Erwähnen möchte ich vielleicht noch, es ist eine reine Fleißarbeit, also auch für ''Nicht-so-Geübte'' durchaus machbar.

Rumpftuning

Ansonsten kann ich dieses ''Rumpftuning'' wirklich empfehlen, es sieht schon im Rohbau richtig gut aus.

Die ganze Arbeit geht auch ganz locker abends vor der ''Glotze''. Die paar Bohrspäne können schnell wieder weggesaugt werden.

Man schafft in einer Sitzung ''nur'' etwa 500 Niete inklusive ankörnen und vorbohren, dann ''ziehen'' die Nackenmuskeln und man sollte pausieren.

Bei einem Fertigrumpf ist es ein wenig problematisch, nachträglich die Spanten außen auf dem Rumpf aufzuzeichnen.
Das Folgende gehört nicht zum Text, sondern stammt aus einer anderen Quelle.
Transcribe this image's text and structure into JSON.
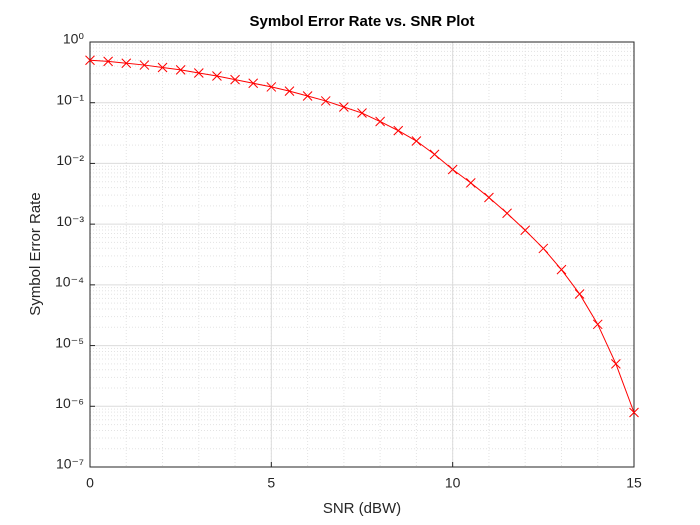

Ich habe mir mit einer Formlehre und einem rechten Winkel weitergeholfen, das geht ganz gut.

Mittlerweile ist der Rumpf grundiert und komplett lackiert.

Inklusive der Niete am Schanzkleid wurden insgesamt 4.892 Niete verarbeitet.

In der Nahaufnahme, Man beachte auch den seidenmatten Anstrich, der einen sehr realistischen Eindruck erzeugt.